By many people’s standards, I suppose my children don’t have that many clothes. I certainly don’t spend a lot of money buying clothes, and we sometimes have lean seasons where we run a bit low on boy’s shorts or wish we had just a couple more girl’s short sleeved shirts.
The closet you see above is the hanging portion that contains three of our children’s shirts, sweaters, dresses and skirts (plus a few fancy dresses that hang above).
What you see is basically what we have, minus the clothes that are currently dirty or in use. There is also one small dresser (three drawers) that houses their pants and shorts, plus another dresser that holds all of their summer and winter pajamas, underwear, socks/tights and cloth diapers, and some jackets in the hall closet.
In other words, we aren’t overflowing with massive amounts of clothing, and yet we aren’t lacking by any means, either.
What brought about the issue is that despite their average/moderate wardrobes, I still find that keeping up with all of their clothes and the never-ending laundry piles is just overwhelming me (despite the improvement of having a family closet, and trying to make sure that clothes get re-worn when they aren’t really dirty).
The laundry still piles up, and piles up. (And since I first wrote this post, we’ve now added another baby–with more cloth diapers!)
This raises the question: How many clothes do kids really need? How much is too much?
Is there a point at which owning too many clothes actually becomes a liability in terms of managing the laundry and maintaining it all? If we owned less clothes per child, would my closet and I be on better terms?
I’ve been searching around trying to figure out just what is a reasonable amount of clothing for a child, and what a more minimalistic closet might look like.
Here is what I pared down to (per child):
- 7 casual outfits
- 3 dressy outfits (probably 2 casual dressy, 1 fancier)
- 3 pajamas (maybe 4-5 for the toddler)
- Plus their current assortment of underwear and socks and seasonal jackets and shoes
It isn’t shockingly less than we have right now, but certainly it IS much less overall.
A one or two-month experiment
I’m not prepared to get rid of things for good quite yet. My husband easily goes along with my so-called “brilliant” (and sometimes short-lived) ideas. He only asked that I store the extra clothing away someplace that we can add it back in if we discover that my solution wasn’t really so brilliant after all (hmm, I think he knows me).
My goal is one to two months, to give this a real shot and examine the benefits (if any).
And it makes me excited–in this weird, de-cluttering, when-did-I-begin-to-have-minimalist-tendencies kind of way.
I think that I’m still definitely still processing the dire level of need and want that we saw in the Philippines. Continuing to work out what it means to practice good stewardship and frugal generosity as a Christian, and at what point we cross the line over to materialism, waste and greed. And always learning more of the benefits of simpler living, freeing up more time and resources for the things that are most important.

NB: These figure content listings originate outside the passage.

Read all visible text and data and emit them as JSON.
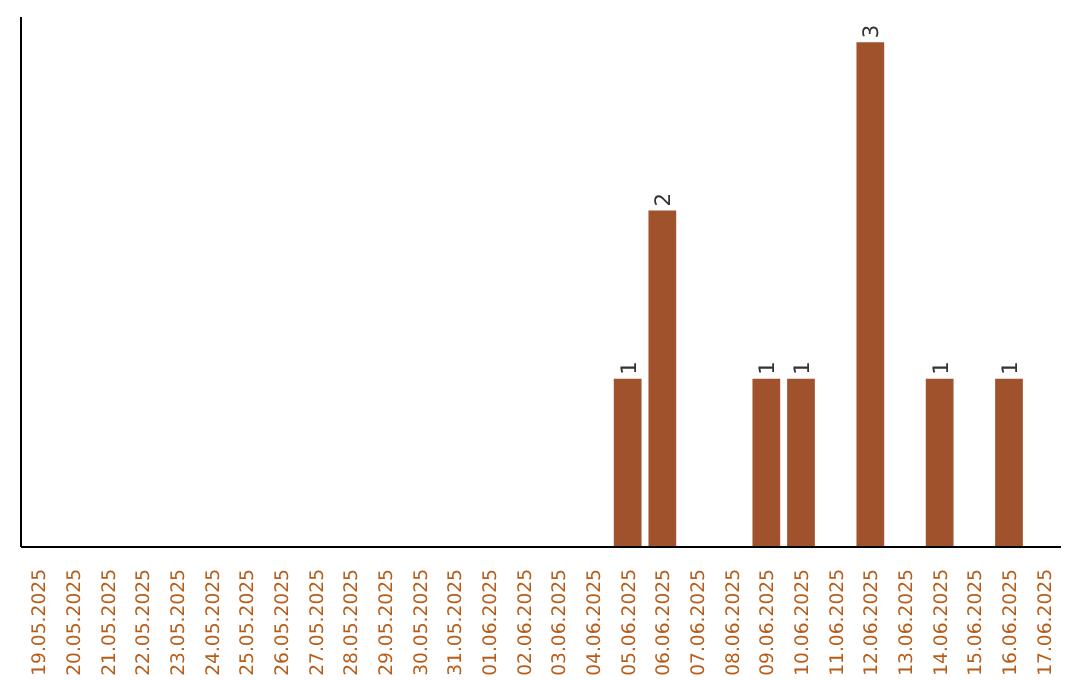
{
  "chart_data": {
    "type": "bar",
    "categories": [
      "19.05.2025",
      "20.05.2025",
      "21.05.2025",
      "22.05.2025",
      "23.05.2025",
      "24.05.2025",
      "25.05.2025",
      "26.05.2025",
      "27.05.2025",
      "28.05.2025",
      "29.05.2025",
      "30.05.2025",
      "31.05.2025",
      "01.06.2025",
      "02.06.2025",
      "03.06.2025",
      "04.06.2025",
      "05.06.2025",
      "06.06.2025",
      "07.06.2025",
      "08.06.2025",
      "09.06.2025",
      "10.06.2025",
      "11.06.2025",
      "12.06.2025",
      "13.06.2025",
      "14.06.2025",
      "15.06.2025",
      "16.06.2025",
      "17.06.2025"
    ],
    "values": [
      null,
      null,
      null,
      null,
      null,
      null,
      null,
      null,
      null,
      null,
      null,
      null,
      null,
      null,
      null,
      null,
      null,
      1,
      2,
      null,
      null,
      1,
      1,
      null,
      3,
      null,
      1,
      null,
      1,
      null
    ],
    "ylim": [
      0,
      3.15
    ],
    "tick_labels": "x",
    "value_labels": [
      null,
      null,
      null,
      null,
      null,
      null,
      null,
      null,
      null,
      null,
      null,
      null,
      null,
      null,
      null,
      null,
      null,
      "1",
      "2",
      null,
      null,
      "1",
      "1",
      null,
      "3",
      null,
      "1",
      null,
      "1",
      null
    ],
    "color": "#a0522d",
    "grid": false
  }
}
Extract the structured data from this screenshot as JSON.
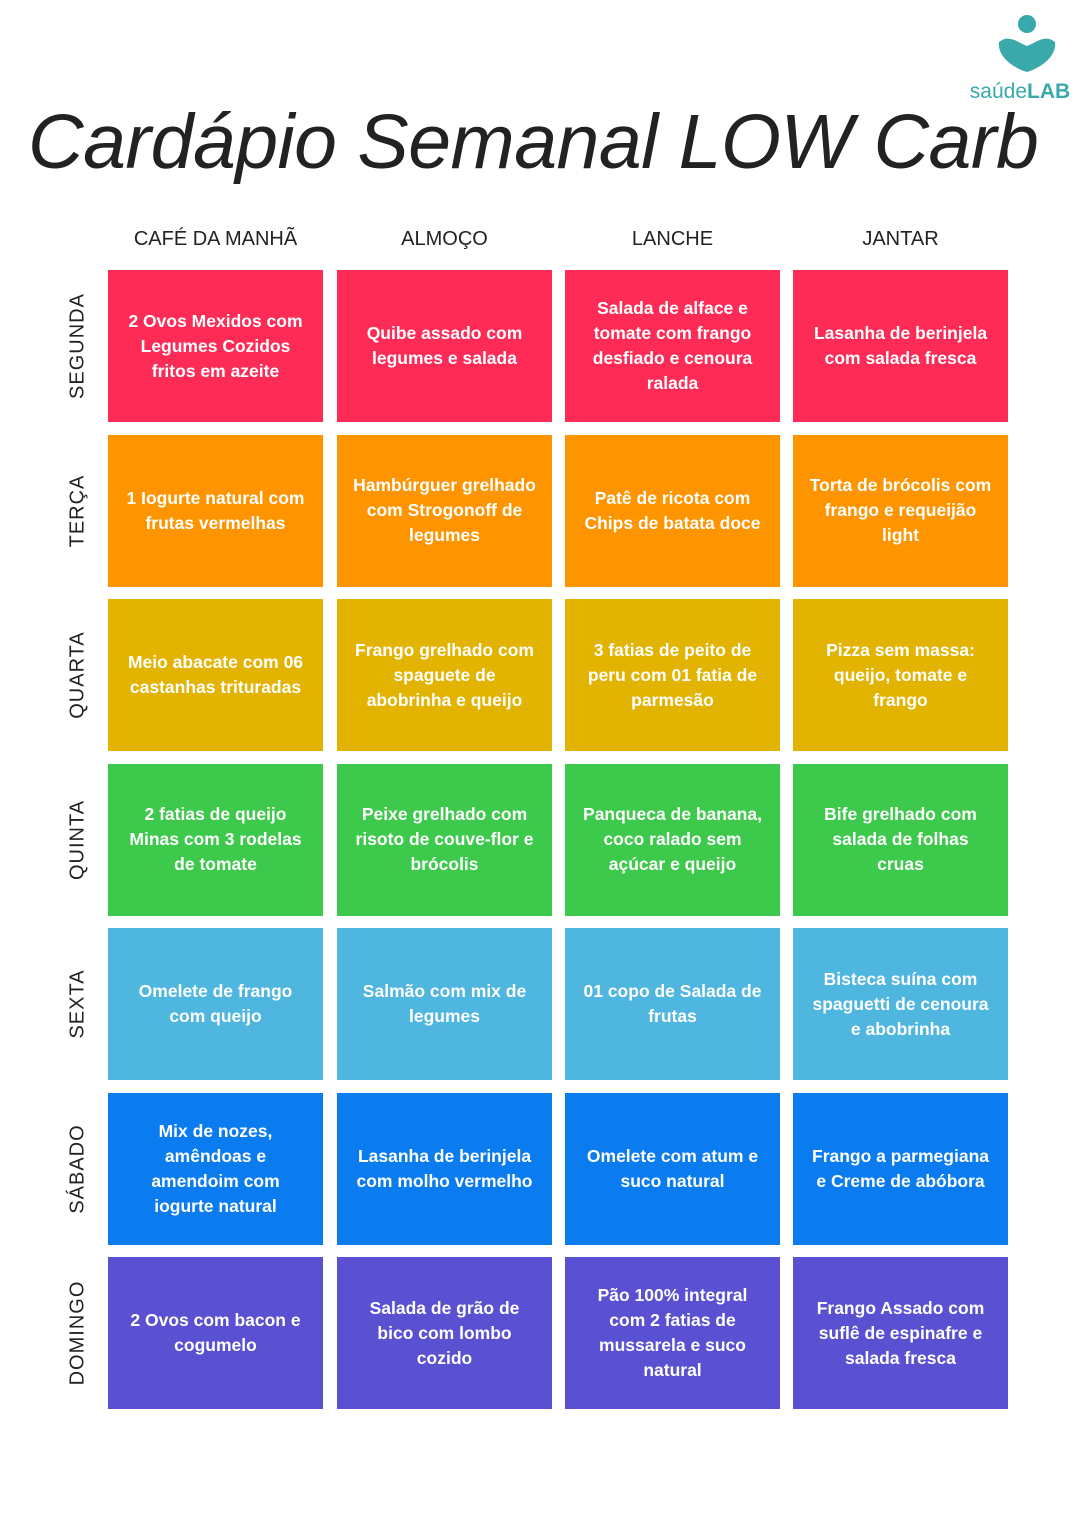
{
  "logo": {
    "brand": "saúde",
    "brand_bold": "LAB"
  },
  "title": "Cardápio Semanal LOW Carb",
  "columns": [
    "CAFÉ DA MANHÃ",
    "ALMOÇO",
    "LANCHE",
    "JANTAR"
  ],
  "rows": [
    {
      "day": "SEGUNDA",
      "meals": [
        "2 Ovos Mexidos com Legumes Cozidos fritos em azeite",
        "Quibe assado com legumes e salada",
        "Salada de alface e tomate com frango desfiado e cenoura ralada",
        "Lasanha de berinjela com salada fresca"
      ]
    },
    {
      "day": "TERÇA",
      "meals": [
        "1 Iogurte natural com frutas vermelhas",
        "Hambúrguer grelhado com Strogonoff de legumes",
        "Patê de ricota com Chips de batata doce",
        "Torta de brócolis com frango e requeijão light"
      ]
    },
    {
      "day": "QUARTA",
      "meals": [
        "Meio abacate com 06 castanhas trituradas",
        "Frango grelhado com spaguete de abobrinha e queijo",
        "3 fatias de peito de peru com 01 fatia de parmesão",
        "Pizza sem massa: queijo, tomate e frango"
      ]
    },
    {
      "day": "QUINTA",
      "meals": [
        "2 fatias de queijo Minas com 3 rodelas de tomate",
        "Peixe grelhado com risoto de couve-flor e brócolis",
        "Panqueca de banana, coco ralado sem açúcar e queijo",
        "Bife grelhado com salada de folhas cruas"
      ]
    },
    {
      "day": "SEXTA",
      "meals": [
        "Omelete de frango com queijo",
        "Salmão com mix de legumes",
        "01 copo de Salada de frutas",
        "Bisteca suína com spaguetti de cenoura e abobrinha"
      ]
    },
    {
      "day": "SÁBADO",
      "meals": [
        "Mix de nozes, amêndoas e amendoim com iogurte natural",
        "Lasanha de berinjela com molho vermelho",
        "Omelete com atum e suco natural",
        "Frango a parmegiana e Creme de abóbora"
      ]
    },
    {
      "day": "DOMINGO",
      "meals": [
        "2 Ovos com bacon e cogumelo",
        "Salada de grão de bico com lombo cozido",
        "Pão 100% integral com 2 fatias de mussarela e suco natural",
        "Frango Assado com suflê de espinafre e salada fresca"
      ]
    }
  ]
}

So, the questions remain: Will my laundry routine be reborn? Will the effort required to maintain the closet cease to make me sigh? Will I be happier with less children’s clothing, finding that we save money and that even choosing what to wear becomes simplified?
And just for fun, some links of interest that I came upon the other night while ruminating over this whole idea:
My Minimalist Wardrobe (Vlog) @ Money Saving Mom
How Many Clothes Do I Need? @ Living On a Dime
How Many Clothes Do My Kids Actually Need? @ Actual Mom
When It Comes to Clothes, How Much is TOO Much? @ Lots of Kids (one mom’s positive experience with limiting the amount of clothes her children had)
And lastly, a Yahoo! Answers discussion about how many clothes a child needs that will make you feel better about how much you own, no matter how large their wardrobe is. Read it and gasp.
How much clothing do you kids own? Just how much do you think is really “too much”? (And, Will less really be more?)